Maliye Bakanı Hammad Azhar, başkent İslamabad’da basın mensuplarına yaptığı açıklamada, Hindistan’dan bazı ürünlerin ithalatına onay verdiklerini söyledi.
Azhar, Hindistan’da şeker fiyatlarının Pakistan’a göre yüzde 15-20 civarında daha ucuz olduğunu ve 30 Haziran 2021’e kadar şeker dahil diğer ürünlerin ithal edilmesine müsaade edeceklerini belirtti.
Karar olumlu karşılandı: Piyasayı canlandıracak
Pakistan’ın bu adımı, Hindistan Başbakanı Narendra Modi ve Pakistan Başbakanı İmran Han’ın karşılıklı mektuplaşmalarının ardından geldi.
Pakistan Konfeksiyon Kooperatifi Başkanı Muhammed Cavid Bilvani, yaptığı açıklamada, Hindistan’dan pamuk ve iplik ithalatının tekstil endüstrisini canlandıracağını ifade etti.
Bilvani, Pakistan’ın pamuk üretiminin son yıllarda yüzde 50 azaldığına işaret ederek, bu durumun tekstil sektörünü ve bağlı iş kollarını kötü etkilediğini dile getirdi.

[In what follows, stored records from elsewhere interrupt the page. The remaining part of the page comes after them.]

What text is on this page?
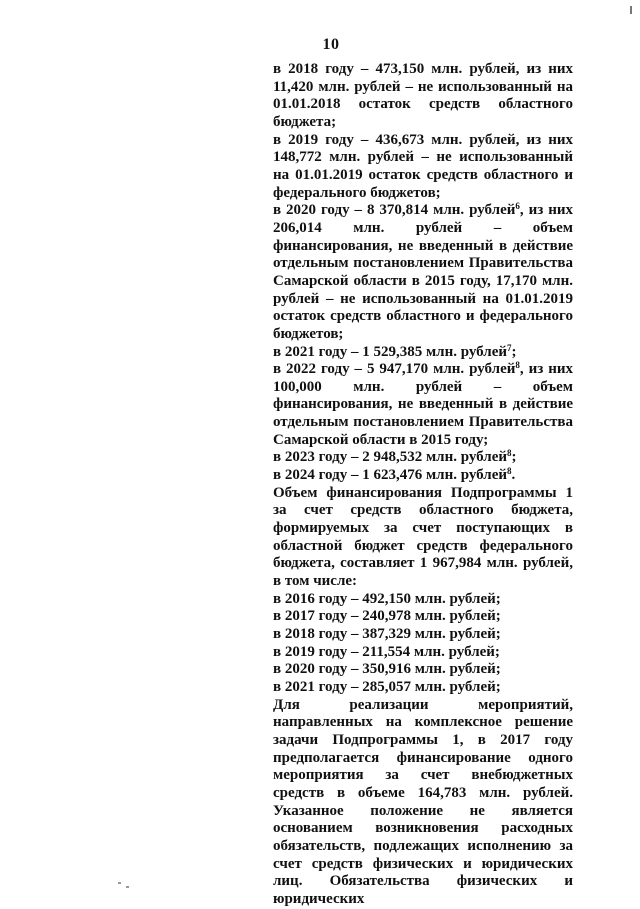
10

в 2018 году – 473,150 млн. рублей, из них 11,420 млн. рублей – не использованный на 01.01.2018 остаток средств областного бюджета;

в 2019 году – 436,673 млн. рублей, из них 148,772 млн. рублей – не использованный на 01.01.2019 остаток средств областного и федерального бюджетов;

в 2020 году – 8 370,814 млн. рублей$^6$, из них 206,014 млн. рублей – объем финансирования, не введенный в действие отдельным постановлением Правительства Самарской области в 2015 году, 17,170 млн. рублей – не использованный на 01.01.2019 остаток средств областного и федерального бюджетов;

в 2021 году – 1 529,385 млн. рублей$^7$;

в 2022 году – 5 947,170 млн. рублей$^8$, из них 100,000 млн. рублей – объем финансирования, не введенный в действие отдельным постановлением Правительства Самарской области в 2015 году;

в 2023 году – 2 948,532 млн. рублей$^8$;

в 2024 году – 1 623,476 млн. рублей$^8$.

Объем финансирования Подпрограммы 1 за счет средств областного бюджета, формируемых за счет поступающих в областной бюджет средств федерального бюджета, составляет 1 967,984 млн. рублей, в том числе:

в 2016 году – 492,150 млн. рублей;

в 2017 году – 240,978 млн. рублей;

в 2018 году – 387,329 млн. рублей;

в 2019 году – 211,554 млн. рублей;

в 2020 году – 350,916 млн. рублей;

в 2021 году – 285,057 млн. рублей;

Для реализации мероприятий, направленных на комплексное решение задачи Подпрограммы 1, в 2017 году предполагается финансирование одного мероприятия за счет внебюджетных средств в объеме 164,783 млн. рублей. Указанное положение не является основанием возникновения расходных обязательств, подлежащих исполнению за счет средств физических и юридических лиц. Обязательства физических и юридических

Keşmir geriliminden sonra ticaret durmuştu
Hindistan, 5 Ağustos 2019'da yaptığı anayasa değişikliği ile Cammu Keşmir'in kendi kontrolündeki bölgesinin özel yönetim statüsünü kaldırarak, merkeze bağlı "Birlik Toprağı" statüsündeki 2 ayrı idari birime ayırmıştı.
Pakistan, bu eyleme tepki olarak Yeni Delhi yönetimiyle diplomatik ilişkilerinin derecesini düşürme kararı almış, tüm ihracat ve ticaret ilişkilerini askıya almıştı.
Her iki ülkede de birbirlerinin büyükelçisi bulunmuyor.
Hindistan ve Pakistan, 25 Şubat'ta ihtilaflı Keşmir sınırındaki ateşkese, tüm mutabakat ve anlaşmalara "mutlak riayet edilmesi" konusunda anlaşmaya varmıştı.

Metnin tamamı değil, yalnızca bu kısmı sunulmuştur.